Are these quotes being used in text content, or to delimit attributes? For attribute delimiters, XML requires typewriter quotes (single or double). Microsoft and other word-processing applications often try to be smart and replace typewriter quotes with typographical quotes, which is almost certainly the answer to the question "where are they coming from?".

If you need to get rid of them, a simple global replace using a text editor will do the job fine.

But you might try to work out first why they are causing a problem. Perhaps your data flow can't handle ANY non-ASCII characters, in which case that's a deeper problem that you really ought to fix (it would typically imply some unwanted transcoding is happing somewhere along the line).

Michael Kay
  • 156,231
  • 11
  • 92
  • 164
1

Stay away from MicroSoft Office apps. Word, Excel etc. have a nasty habit of replacing matching pairs of single quotes and double quotes with non-standard "smart-quotes".

These quote characters are truly non-standard and never made it into the official latin-1 character set. All the MS Office apps "helpfully" replace standard quote characters with these abominations.

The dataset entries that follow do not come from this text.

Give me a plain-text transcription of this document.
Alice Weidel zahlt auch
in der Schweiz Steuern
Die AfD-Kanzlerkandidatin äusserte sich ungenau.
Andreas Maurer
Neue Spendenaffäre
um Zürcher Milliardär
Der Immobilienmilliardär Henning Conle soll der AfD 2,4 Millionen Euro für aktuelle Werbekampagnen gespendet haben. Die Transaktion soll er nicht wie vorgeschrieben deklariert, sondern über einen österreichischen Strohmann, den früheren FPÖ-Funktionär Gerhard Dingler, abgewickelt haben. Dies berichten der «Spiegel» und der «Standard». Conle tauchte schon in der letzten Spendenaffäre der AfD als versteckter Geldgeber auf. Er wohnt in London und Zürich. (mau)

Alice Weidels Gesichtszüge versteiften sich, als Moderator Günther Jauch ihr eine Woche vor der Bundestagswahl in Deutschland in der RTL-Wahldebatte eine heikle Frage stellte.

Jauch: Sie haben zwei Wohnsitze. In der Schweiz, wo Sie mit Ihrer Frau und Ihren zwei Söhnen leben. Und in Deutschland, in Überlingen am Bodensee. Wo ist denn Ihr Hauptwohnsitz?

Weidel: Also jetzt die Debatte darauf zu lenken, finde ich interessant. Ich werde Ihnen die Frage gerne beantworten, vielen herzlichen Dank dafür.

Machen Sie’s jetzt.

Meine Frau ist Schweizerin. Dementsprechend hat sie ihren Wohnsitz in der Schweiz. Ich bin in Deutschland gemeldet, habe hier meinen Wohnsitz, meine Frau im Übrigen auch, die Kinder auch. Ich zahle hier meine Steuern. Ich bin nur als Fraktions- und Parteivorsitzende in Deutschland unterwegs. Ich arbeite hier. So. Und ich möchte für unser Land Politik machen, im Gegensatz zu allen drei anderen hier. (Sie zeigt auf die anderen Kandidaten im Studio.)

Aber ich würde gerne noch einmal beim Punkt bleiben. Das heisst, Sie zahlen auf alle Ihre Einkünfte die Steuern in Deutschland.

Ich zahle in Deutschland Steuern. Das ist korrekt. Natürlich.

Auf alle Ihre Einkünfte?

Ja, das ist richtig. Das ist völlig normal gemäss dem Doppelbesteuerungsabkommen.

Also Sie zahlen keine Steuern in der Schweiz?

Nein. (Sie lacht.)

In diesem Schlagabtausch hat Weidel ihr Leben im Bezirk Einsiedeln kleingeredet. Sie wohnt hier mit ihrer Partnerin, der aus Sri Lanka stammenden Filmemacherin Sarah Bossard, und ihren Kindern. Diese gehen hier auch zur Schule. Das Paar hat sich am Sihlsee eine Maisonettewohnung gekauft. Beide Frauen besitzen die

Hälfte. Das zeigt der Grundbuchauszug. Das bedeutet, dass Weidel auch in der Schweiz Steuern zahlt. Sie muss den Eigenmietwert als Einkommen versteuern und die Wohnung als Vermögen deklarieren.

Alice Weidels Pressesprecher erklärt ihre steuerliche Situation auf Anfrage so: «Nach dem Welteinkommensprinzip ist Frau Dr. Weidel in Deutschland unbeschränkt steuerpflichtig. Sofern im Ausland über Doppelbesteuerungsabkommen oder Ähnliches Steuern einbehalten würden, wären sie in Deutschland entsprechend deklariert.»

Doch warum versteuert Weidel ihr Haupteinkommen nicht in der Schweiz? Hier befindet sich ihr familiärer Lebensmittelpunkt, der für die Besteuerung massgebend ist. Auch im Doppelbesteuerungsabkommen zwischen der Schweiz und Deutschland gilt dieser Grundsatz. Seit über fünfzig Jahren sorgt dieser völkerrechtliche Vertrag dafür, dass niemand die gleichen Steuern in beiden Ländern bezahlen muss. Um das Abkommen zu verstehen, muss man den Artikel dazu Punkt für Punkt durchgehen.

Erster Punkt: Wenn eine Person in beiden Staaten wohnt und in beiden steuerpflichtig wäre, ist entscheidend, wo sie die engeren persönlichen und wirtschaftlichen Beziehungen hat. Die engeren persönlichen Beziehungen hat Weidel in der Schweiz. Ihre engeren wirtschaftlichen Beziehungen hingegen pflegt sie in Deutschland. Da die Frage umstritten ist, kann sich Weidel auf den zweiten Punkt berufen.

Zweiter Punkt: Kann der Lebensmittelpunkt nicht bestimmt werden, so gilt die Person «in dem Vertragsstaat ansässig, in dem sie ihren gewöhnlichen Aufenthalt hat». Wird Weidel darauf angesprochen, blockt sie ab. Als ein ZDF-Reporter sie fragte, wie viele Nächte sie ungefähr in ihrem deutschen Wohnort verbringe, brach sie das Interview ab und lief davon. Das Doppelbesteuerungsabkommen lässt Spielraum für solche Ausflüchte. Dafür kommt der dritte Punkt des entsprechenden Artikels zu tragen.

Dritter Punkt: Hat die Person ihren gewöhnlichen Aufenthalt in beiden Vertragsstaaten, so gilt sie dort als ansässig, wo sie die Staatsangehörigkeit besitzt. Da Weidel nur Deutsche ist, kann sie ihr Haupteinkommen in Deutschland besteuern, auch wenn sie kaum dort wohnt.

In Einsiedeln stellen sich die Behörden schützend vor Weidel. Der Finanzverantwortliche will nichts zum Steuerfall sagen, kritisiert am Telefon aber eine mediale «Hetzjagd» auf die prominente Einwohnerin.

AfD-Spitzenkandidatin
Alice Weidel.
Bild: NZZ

Just google for "undoing smatquotes" or "convert smartquotes back" for hints tips and regexes to get rid of these.

James Anderson
  • 27,109
  • 7
  • 50
  • 78
  • So that is where these come from? As mentioned by Milosz, I'd hate to modify user's input but I don't see many options except to replace them. – mouser58907 Feb 03 '12 at 01:52
  • How do they differ from the standard `“‘’”`? Surely they were PUA they'd not look like quotes in another context. – Jon Hanna Feb 03 '12 at 02:24
  • 2
    That's not really an answer, is it? These smart quotes are very well part of Unicode (U+201D and U+2019), otherwise they couldn't even be displayed on this page. And as normal Unicode characters, they can very well be embedded into XML documents. While yes, you often *want* to replace smart quotes with regular quotes for various reasons, there's no technical reason to outright "avoid MicroSoft Office" because of them. – deceze Feb 03 '12 at 04:34
  • Its the "Latin -1" eight bit encoding which is non-standard and the cause of many crashes. To state the problem again various MS tools blindly substitute dumb quotes for smart quotes. However the XML standard specifies that certain attribute values be enclosed in dumb quotes -- using the fancy quote characters to enclose attribute strings is not valid XML. – James Anderson Feb 03 '12 at 08:24
  • Sure, absolutely. But we don't even know the problem is caused by these quotes being used in XML attributes! It sounds more like he's wrapping content in XML, and these quotes are part of the content (which should work just fine), not part of the XML. So to me it sounds more like an encoding problem, most likely Latin1 embedded in what should be a UTF-8 encoded document. Unfortunately the OP hasn't specified that, despite my asking. – deceze Feb 03 '12 at 10:31
  • Also, the type of quotes does not necessarily have anything to do with the encoding. These fancy quotes can be encoded in both Latin1 and UTF-8, and probably a few other encodings as well. – deceze Feb 03 '12 at 11:52
  • @deceze They aren't in "Latin 1" meaning ISO 8859-1, they are in "Latin 1" meaning Windows-1252, of which the former is defined by a standard and the latter by Microsoft. However, the standards on defining which encoding is used in a given case allow for either to be used (on the other hand, for neither to necessarily be supported). Granted this has caused problems, but you are of course correct in that they are both standard characters (and indeed those recommended for use with the English language `"` and `'` are for code and legacy systems that don't fix user input like Word does. – Jon Hanna Feb 03 '12 at 15:04
  • @Jon Just to clarify, because I seem to have missed where this information came into the discussion: how did anyone determine what the quotes the OP is asking about are *encoded* in to begin with? He's just talking about the "characters breaking his XML", which could really mean anything without clarification, which was never given. – deceze Feb 04 '12 at 03:37
  • @deceze Well, they're encoded at some point when they come from the user to the website. I agree though that we don't know if encoding is anything to do with the problem. Especially since we don't know if they're being used as attribute delimiters which would be incorrect whatever the encoding. – Jon Hanna Feb 04 '12 at 09:49
1

If the input string is UTF-8 encoded, maybe you need to specify that to htmlentities(), for example:

$html = htmlentities( '”’', ENT_COMPAT, "utf-8" );
echo $html;

For me gives:

&rdquo;&rsquo;

whereas

$html = htmlentities( '”’' );
echo $html;

gets confused:

&acirc;??&acirc;??

If the input string is non-UTF-8, then you'd need to adjust the encoding arg for htmlentities() accordingly.

martin clayton
  • 76,436
  • 32
  • 213
  • 198
0

Use

 $s =    'User’s Input';
    $descriptfix = preg_replace('/[“”]/','\"',$s);
    $descriptfix = preg_replace('/[‘’]/','\'',$descriptfix);
echo    "<SomeTag>htmlentities($s)</SomeTag>";
ConRockets
  • 46
  • 7